Babalar ve Oğulları

8 Ocak 2025

“Karacabey 20 km” yazıyordu tabelada. Yirmi dakikaya varırım diye düşündü.
Acelesi yoktu, fazla hız yapmadan tadını çıkarıyordu yolculuğun… Kaç zamandır arabayla şehir dışına çıkmamıştı. Karacabey’e gitmeye dün karar vermişti. Ali’nin bu ani  kararı karısını da şaşırtmıştı.
“Hayrola nereden esti?” diye sordu Selen. Önce mırın kırın ettiyse de sonunda nedenini anlattı karısına.
“Ciddi olamazsın.” dedi, Selen.
“Niye ki?

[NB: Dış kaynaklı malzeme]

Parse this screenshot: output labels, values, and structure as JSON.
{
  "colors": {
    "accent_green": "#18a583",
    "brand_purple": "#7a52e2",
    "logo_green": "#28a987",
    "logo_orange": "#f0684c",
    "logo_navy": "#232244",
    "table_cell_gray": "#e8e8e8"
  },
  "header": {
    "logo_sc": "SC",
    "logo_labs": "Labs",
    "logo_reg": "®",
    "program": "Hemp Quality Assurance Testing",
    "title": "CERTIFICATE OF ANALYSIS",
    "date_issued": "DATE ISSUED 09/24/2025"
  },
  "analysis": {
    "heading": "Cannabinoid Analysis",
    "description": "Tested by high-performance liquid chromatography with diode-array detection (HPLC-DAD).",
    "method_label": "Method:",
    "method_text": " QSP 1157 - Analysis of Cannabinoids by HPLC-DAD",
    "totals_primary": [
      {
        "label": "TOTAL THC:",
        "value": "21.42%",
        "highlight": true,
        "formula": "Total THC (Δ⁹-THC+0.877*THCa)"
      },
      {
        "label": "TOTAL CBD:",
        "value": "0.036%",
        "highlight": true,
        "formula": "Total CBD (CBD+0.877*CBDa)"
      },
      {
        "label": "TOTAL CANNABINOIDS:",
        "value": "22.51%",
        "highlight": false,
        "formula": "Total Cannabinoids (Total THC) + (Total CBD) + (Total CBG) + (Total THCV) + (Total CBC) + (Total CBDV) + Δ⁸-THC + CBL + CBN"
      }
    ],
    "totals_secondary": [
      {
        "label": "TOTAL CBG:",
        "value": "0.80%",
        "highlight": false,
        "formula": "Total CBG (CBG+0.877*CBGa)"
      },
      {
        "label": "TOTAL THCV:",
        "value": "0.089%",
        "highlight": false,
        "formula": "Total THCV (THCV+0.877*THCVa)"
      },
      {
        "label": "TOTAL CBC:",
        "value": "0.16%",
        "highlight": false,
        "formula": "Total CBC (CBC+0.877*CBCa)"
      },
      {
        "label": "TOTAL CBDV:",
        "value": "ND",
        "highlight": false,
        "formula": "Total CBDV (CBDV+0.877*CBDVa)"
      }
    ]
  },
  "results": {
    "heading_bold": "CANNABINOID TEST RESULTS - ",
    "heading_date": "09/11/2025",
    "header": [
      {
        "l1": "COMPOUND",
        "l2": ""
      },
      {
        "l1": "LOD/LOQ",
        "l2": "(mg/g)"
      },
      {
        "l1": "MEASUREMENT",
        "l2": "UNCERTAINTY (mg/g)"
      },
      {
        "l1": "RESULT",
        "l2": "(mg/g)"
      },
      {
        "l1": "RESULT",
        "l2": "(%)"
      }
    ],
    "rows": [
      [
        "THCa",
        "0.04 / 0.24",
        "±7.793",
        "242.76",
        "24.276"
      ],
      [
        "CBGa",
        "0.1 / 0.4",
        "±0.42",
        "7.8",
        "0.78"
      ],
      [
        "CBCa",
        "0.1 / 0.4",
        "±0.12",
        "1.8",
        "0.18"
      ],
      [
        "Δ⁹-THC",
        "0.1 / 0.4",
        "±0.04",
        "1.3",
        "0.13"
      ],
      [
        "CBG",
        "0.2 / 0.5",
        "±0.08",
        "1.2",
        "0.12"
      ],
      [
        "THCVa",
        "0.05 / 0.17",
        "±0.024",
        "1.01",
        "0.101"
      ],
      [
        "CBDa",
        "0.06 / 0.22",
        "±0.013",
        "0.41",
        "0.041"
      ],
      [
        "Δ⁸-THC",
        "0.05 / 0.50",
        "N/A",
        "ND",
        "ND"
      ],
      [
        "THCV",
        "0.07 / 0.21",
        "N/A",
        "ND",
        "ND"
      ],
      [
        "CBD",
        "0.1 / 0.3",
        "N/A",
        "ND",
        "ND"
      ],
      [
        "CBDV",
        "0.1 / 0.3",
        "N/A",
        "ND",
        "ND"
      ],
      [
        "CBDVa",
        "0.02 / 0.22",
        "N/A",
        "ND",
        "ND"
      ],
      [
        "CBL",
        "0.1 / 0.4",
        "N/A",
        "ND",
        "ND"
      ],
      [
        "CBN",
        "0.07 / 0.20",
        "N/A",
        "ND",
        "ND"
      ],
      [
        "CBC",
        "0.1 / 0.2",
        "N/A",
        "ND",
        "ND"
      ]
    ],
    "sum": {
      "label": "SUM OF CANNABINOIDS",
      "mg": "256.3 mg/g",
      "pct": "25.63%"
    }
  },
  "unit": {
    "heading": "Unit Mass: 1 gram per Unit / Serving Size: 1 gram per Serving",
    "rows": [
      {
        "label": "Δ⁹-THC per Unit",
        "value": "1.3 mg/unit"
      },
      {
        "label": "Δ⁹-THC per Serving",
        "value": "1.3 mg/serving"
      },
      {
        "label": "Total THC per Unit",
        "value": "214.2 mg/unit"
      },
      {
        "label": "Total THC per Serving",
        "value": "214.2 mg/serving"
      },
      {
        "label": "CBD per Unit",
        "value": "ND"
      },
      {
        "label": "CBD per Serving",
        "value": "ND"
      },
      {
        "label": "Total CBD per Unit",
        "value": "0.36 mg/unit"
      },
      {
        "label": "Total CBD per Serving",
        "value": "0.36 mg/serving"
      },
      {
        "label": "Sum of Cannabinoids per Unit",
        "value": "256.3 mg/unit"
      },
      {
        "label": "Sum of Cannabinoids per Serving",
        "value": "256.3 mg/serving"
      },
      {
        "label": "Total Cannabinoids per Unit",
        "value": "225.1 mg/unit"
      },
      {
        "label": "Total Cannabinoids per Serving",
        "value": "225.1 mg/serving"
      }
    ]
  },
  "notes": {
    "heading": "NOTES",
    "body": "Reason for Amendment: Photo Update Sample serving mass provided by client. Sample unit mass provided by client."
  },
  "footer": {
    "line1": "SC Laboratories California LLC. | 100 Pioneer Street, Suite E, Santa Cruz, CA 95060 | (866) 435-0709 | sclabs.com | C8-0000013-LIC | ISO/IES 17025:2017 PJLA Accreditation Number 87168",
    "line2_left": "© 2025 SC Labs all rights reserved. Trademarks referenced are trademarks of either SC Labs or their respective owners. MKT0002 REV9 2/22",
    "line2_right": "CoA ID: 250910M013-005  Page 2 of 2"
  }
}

Bu da benim tercihim.”
Selen ses çıkarmadı. Sen bilirsin tarzında bir mimik yaptı.

Ali bütün hafta düşünmüştü… Babalar günü geliyordu ve babasına anlamlı bir hediye almak istiyordu. Aslında babalar, anneler, enişteler vesaire günlerine karşıydı ama bu sefer nedense içinden böyle gelmişti. Ne gibi bir hediye babasını mutlu ederdi?  Babasının giyecek, saat gibi şeylerde gözü yoktu, ihtiyacı da yoktu. Anlamlı bir şey olmalıydı.

Tam hediye almaktan vazgeçecekken aklına gelmişti. Onu mutlu edebilecek bir iki şey vardı. Birisi begonyaydı ki o kolaydı. Onu hemen alabilirdi. Diğeri ise yıllar önce devamlı gidip Karacabey’in o adını unuttuğu köyündeki çeşmeden aldıkları suydu. Daha doğrusu bidonlara doldurdukları su… Babası o suyu çok severdi. Ali suyun farkını pek anlamasa bile o gezilerden çok keyif aldığı için beraber giderdi. Önce domates tarlaları içinde dolaşır, gene adını hatırlamadığı ağaçlar arasındaki lokantada yemek yerlerdi.

Lokanta, tahta bir kulübeydi. Önüne gazete kağıtları sererler, kömürde pişmiş nefis pirzolaları, soğanlı domates salatası eşliğinde servis ederlerdi. Havasından mı suyundan mı bilinmez, orada yediği pirzolanın tadını hiç unutamamıştı.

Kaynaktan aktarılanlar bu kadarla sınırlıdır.